Duncan McRae

Personal information
- Born: 27 September 1974 (age 51) Sydney, New South Wales, Australia

Playing information
- Height: 5 ft 6 in (168 cm)

Rugby league
- Position: Halfback, Hooker, Fullback
Club
| Years | Team | Pld | T | G | FG | P |
| 1993–95 | South Sydney | 23 | 4 | 0 | 0 | 16 |
| 1995–96 | London Broncos | 16 | 6 | 0 | 1 | 25 |
| 1997–98 | Canterbury Bulldogs | 11 | 1 | 0 | 0 | 4 |
|  | Total | 50 | 11 | 0 | 1 | 45 |

Rugby union
Club
| Years | Team | Pld | T | G | FG | P |
| 1999 | New South Wales Waratahs |  |  |  |  |  |
| 2000–01 | Saracens |  |  |  |  |  |
| 2001 | New South Wales Waratahs |  |  |  |  |  |
| 2001 | Randwick |  |  |  |  |  |
| 2003–06 | Gloucester |  |  |  |  |  |
|  | Total | 0 | 0 | 0 | 0 | 0 |
- Source:

= Duncan McRae (rugby) =

Australian rugby league footballer

Duncan McRae (born 27 September 1974) is an Australian former rugby league and rugby union footballer. In union he played at fly-half or full-back.

==Background==
McRae was born in Sydney, New South Wales, Australia.

==Early life and career==
McRae attended Sydney Boys High School in the early 1990s along with Chris Whitaker & Steven Bell.
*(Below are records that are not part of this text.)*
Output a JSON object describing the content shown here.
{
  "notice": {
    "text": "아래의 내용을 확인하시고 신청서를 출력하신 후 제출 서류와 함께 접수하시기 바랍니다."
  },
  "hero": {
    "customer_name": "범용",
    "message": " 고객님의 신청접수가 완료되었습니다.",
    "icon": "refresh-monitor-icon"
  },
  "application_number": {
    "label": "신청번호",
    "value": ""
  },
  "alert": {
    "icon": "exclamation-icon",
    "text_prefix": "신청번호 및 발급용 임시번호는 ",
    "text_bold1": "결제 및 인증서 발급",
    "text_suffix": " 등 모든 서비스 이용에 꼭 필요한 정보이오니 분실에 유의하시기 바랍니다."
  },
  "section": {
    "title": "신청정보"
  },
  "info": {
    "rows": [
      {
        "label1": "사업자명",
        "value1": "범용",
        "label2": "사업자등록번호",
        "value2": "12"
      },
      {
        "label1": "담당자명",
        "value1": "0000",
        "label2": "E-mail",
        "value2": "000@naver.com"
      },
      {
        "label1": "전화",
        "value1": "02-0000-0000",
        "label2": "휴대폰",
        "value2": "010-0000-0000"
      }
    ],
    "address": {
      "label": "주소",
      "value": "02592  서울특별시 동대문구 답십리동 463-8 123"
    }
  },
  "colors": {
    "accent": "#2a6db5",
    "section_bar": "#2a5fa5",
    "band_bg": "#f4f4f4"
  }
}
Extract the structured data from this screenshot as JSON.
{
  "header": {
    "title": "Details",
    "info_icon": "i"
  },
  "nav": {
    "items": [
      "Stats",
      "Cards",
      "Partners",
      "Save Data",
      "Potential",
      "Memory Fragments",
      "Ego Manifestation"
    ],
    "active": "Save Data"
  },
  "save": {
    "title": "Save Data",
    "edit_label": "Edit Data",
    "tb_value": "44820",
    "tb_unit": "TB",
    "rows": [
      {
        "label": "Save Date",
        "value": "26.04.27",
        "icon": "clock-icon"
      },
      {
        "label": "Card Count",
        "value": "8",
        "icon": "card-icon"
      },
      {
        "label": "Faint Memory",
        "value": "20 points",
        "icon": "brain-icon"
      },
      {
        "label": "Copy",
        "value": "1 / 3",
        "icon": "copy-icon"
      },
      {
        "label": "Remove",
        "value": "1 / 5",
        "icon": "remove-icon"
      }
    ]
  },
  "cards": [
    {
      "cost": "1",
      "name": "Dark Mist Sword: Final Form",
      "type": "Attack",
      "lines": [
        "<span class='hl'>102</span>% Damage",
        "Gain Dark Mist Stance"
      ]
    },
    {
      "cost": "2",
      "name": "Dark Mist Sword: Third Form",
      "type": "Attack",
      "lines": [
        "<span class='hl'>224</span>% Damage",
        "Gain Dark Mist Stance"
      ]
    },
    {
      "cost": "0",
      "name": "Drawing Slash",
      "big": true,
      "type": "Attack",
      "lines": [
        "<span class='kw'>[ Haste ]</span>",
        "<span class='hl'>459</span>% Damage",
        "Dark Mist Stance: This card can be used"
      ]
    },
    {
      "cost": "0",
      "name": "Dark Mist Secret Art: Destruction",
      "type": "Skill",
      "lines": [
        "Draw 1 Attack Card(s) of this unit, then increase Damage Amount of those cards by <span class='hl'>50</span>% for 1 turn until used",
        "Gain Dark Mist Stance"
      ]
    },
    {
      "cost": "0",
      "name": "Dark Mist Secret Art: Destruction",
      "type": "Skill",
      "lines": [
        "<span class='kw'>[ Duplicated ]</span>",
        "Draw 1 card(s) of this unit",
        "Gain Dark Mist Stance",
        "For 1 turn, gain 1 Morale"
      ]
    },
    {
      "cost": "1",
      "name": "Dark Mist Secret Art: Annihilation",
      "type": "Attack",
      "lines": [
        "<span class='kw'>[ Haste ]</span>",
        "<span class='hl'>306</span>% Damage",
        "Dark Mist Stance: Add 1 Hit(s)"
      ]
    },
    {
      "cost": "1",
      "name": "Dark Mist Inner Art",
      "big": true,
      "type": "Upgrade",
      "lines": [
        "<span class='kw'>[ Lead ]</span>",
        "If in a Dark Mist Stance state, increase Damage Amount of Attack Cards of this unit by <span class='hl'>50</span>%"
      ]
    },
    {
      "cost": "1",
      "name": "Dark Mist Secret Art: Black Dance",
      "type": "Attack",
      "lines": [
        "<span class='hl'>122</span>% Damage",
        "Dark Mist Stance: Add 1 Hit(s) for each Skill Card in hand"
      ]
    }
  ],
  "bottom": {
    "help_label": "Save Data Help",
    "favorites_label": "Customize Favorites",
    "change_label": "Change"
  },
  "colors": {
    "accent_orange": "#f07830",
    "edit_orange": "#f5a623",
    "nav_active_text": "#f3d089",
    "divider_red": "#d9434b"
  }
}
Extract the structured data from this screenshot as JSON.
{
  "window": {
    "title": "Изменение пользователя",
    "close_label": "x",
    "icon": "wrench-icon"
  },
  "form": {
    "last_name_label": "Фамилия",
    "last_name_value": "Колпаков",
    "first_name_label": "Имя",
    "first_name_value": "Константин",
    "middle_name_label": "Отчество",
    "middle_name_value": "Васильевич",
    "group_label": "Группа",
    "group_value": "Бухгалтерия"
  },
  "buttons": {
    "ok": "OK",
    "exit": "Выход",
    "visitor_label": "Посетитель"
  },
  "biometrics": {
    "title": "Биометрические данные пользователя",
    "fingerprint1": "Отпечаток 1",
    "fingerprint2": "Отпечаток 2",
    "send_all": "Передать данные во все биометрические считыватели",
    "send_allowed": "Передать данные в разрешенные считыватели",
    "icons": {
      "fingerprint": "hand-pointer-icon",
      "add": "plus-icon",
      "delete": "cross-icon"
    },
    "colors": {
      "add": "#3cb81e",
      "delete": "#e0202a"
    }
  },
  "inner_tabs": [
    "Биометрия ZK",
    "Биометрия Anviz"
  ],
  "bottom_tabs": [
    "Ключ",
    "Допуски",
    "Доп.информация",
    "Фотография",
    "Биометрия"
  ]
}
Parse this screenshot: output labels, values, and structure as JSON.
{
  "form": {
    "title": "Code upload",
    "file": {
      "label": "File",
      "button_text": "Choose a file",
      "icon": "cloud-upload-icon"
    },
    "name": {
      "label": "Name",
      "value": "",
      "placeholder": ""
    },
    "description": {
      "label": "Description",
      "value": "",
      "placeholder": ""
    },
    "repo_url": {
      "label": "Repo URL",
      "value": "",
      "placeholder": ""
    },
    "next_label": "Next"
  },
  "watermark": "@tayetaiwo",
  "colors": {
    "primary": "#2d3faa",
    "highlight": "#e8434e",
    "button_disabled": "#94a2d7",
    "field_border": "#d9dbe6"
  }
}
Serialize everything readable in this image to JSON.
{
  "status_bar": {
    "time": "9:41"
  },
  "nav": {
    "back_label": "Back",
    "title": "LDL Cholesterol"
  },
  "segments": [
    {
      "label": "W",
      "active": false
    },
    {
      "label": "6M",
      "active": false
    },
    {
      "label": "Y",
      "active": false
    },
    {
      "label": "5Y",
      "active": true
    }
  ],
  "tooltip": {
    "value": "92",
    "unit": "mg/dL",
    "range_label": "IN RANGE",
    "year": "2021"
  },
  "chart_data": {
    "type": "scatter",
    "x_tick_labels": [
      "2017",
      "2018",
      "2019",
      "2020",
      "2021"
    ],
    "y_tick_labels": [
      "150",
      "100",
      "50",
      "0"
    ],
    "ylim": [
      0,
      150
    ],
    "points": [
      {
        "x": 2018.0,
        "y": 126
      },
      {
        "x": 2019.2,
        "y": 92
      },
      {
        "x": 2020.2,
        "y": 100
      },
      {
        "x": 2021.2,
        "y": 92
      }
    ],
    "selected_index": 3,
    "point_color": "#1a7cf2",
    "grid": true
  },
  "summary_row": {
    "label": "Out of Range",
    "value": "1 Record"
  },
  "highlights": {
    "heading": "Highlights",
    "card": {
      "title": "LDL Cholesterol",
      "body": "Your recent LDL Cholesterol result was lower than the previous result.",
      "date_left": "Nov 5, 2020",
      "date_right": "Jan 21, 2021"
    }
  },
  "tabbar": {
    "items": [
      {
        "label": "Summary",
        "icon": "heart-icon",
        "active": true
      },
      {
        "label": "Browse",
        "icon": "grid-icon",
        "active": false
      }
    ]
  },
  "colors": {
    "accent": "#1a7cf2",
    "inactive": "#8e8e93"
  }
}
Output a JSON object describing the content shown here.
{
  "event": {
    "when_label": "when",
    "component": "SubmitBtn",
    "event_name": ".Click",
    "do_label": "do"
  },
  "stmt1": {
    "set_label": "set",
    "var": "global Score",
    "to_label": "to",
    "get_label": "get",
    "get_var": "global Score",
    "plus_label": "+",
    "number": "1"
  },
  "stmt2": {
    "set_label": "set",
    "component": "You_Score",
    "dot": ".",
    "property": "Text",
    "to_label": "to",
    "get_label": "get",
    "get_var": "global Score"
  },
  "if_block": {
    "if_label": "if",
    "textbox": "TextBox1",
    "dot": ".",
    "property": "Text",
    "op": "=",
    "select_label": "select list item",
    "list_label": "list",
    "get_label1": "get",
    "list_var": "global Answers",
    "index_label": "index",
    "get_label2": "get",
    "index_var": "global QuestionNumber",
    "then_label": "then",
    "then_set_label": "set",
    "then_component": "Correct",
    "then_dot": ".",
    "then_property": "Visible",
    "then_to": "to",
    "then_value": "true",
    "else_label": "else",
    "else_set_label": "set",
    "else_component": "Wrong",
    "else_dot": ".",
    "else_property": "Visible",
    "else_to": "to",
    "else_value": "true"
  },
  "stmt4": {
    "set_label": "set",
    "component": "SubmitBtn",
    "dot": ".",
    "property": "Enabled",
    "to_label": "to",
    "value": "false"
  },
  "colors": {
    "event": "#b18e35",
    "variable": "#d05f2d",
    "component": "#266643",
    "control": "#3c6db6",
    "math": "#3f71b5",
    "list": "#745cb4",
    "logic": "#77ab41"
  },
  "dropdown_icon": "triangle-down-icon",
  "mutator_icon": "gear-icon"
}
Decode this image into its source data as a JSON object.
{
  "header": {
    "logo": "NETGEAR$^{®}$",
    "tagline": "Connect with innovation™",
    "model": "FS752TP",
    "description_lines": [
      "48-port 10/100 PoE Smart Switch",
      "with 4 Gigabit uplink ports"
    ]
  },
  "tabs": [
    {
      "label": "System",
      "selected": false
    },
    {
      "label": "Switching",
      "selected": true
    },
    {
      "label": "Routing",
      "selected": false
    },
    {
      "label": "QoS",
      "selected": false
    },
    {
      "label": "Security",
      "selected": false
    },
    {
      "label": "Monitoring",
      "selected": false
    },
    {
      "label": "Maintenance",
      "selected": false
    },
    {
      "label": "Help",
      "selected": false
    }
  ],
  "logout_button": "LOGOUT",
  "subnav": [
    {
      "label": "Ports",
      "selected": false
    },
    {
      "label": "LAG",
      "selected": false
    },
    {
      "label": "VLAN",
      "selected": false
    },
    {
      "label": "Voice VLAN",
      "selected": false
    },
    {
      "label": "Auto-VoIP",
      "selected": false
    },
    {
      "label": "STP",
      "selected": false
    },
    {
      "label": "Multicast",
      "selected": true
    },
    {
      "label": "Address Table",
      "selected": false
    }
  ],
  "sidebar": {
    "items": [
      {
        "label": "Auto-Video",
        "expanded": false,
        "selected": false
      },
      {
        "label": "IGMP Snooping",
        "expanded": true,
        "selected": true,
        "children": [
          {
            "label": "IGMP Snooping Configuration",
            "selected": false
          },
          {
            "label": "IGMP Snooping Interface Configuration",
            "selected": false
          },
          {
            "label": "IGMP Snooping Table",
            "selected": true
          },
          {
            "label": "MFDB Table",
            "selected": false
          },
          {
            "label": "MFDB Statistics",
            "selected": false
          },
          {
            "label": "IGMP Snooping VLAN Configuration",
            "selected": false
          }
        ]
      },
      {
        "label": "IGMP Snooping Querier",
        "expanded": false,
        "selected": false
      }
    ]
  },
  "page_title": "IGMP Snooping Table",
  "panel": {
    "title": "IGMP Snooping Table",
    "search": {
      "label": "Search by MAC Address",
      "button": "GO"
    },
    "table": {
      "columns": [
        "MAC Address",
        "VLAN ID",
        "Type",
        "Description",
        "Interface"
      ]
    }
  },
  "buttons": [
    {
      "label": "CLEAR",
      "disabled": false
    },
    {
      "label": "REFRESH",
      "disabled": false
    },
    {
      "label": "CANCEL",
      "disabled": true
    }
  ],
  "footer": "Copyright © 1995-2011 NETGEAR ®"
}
In the 1990s McRae spent six seasons in the NRL with South Sydney, playing 23 first-grade games between 1993 and 1995 and Canterbury where he played 11 first grade games between 1997–99 and also led the Bulldogs reserve grade side to the 1998 premiership. In 1996, he played a season with the London Broncos in the Super League.

==New South Wales Waratahs==
In 1999, McRae switched codes playing three seasons with the New South Wales Waratahs. In 2000 McRae joined Saracens, before returning to the Waratahs and Randwick in 2001. In October 2003 McRae joined Gloucester.

==Disciplinary problems==
In 2001, during the match between the New South Wales Waratahs and the British & Irish Lions, McRae was sent off for punching Irish fly-half Ronan O'Gara eleven times in the head as O'Gara lay grounded. He received a seven-week ban for the assault.

==Retirement==
McRae retired in 2006, after sustaining a severe neck injury. In a game in the 2005/06 English domestic season against Saracens McRae entered a ruck and crushed vertebrae at the top of his spinal column. He played a few more games but retired shortly after, returning to Australia.